# DIY Lighting Question.....



## Nanoguy (Feb 6, 2007)

Ok I have a question for you DIYers. First off let me tell you folks I am CHEAP. I am having light problems with the crappy stock lights on my 60" 120g tank. So here I am with a question, if I took this http://www.lowes.com/lowes/lkn?action=productDetail&productId=208484-13537-234SLESW&lpage=none and mounted it in a custom wooden "canopy" and then used this http://www.petsolutions.com/Coralife+Color+Max+Bulbs-I-96300503-I-C-40001732-C-.aspx for bulbs would that work out. It would be used over the stock glass cover. I don't need tons of light, but the measly 18w stock lights really suck. Tell me what you think.


----------



## Mrmofo (Feb 11, 2007)

if your tank is 49 1/2" long id say go for it...just be careful those lights need to be fixed to somthing ive put tons up in the trade...just make sure the terminal strip is siliconed or somthing with alot of water protection u dont want your A and N making friends.make sure its properly earthed too (the casing if its metal in any fitting needs to be earthed) thicker the wire the better and safer. if your built an enclosure and put a reflector on it, it would be safer so water cant be accidently dripped or anything onto it...this has alreaddy given me an idea for a good enclusure for myself...have u done any electrical work b4?


----------



## Nanoguy (Feb 6, 2007)

My tank is actually 60 inches long but I figured a few inches on each side wouldn't hurt. I have done some minor electrical work like installing light fixtures in my garage and house and wiring ballasts. Just thought this would be a easy project if done right.


----------



## Brandon (Dec 14, 2006)

Ya that would work just hang it like 10 inches or more above the tank to get the wide spread.


----------



## usmc121581 (Jul 31, 2006)

You would have to compare the wattage on the ballest to the wattage on the bulb. If the light doesnt pull more wattage then the ballast then it will work. It might burn the ballast out quicker because they are not made for that purpose.


----------



## caferacermike (Oct 3, 2006)

The real question is whether the lighting will be sufficient for what you want.


----------



## Nanoguy (Feb 6, 2007)

With the stock lights right now I have 32w total over 120g, that works out to a whopping .26666666 WPG. I found some ballast a Lowes today that will run 2-40W T12 bulbs as well as some GE bulbs for aquariums that were 48" long and 40w each. If I built a canopy with 2 ballast and stagger 4-40w lights I would be getting around 1.3 WPG, not going to grow any huge plants but plenty good for my oscar tank. Keeing in mind I know the WPG rule isn't the best but it is good enough for this project. 
I am looking at supplies as follows.
2 2x40w ballast ($15 each)
4 40w GE bulbs ($8 each)
8 endcaps ($2 each)
material for reflector ($15)
wood for canopy ($25)
misc. wire, screws, hinges, wire nuts, etc ($30)
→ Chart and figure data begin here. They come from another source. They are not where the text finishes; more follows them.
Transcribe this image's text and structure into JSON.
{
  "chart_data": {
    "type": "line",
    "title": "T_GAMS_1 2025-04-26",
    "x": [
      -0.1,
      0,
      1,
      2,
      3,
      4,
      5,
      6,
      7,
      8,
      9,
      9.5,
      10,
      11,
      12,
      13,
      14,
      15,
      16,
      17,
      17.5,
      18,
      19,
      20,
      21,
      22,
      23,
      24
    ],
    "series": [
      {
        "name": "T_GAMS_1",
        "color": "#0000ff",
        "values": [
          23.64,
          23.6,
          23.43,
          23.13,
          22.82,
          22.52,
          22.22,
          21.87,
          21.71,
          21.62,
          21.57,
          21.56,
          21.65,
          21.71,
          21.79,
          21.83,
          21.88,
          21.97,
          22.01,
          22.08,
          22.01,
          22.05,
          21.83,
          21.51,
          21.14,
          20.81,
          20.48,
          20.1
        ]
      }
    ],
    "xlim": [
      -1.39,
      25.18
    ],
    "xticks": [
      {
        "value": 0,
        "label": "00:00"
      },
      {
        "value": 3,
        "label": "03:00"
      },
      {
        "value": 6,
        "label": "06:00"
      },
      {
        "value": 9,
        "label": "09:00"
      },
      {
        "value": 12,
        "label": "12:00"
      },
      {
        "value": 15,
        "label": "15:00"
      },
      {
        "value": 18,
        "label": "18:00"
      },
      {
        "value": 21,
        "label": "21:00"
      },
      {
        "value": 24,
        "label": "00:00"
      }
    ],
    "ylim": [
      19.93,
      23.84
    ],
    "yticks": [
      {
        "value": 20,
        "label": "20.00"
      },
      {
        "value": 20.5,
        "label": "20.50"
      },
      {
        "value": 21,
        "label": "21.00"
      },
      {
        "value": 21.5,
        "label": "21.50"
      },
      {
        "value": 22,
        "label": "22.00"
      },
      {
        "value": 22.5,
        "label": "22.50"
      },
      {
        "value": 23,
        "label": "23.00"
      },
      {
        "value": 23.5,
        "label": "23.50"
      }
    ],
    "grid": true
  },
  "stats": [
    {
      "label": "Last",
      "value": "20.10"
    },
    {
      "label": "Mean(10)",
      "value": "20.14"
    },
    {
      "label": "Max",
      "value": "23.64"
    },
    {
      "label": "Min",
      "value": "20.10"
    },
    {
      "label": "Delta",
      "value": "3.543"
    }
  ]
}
I probably forgot a few things but that is the basics. I figure I'll have about $150 in it all together. To be honest, for a little more I could probably buy a decent fixture but what the hell. I'm so broke this gives me the option of buying stuff little by little.

I am also having issues with my Nanocube lights and will probably have to send it to nanotuners for a light upgrade. I cannot for the life of me figure out what is wrong with it.


----------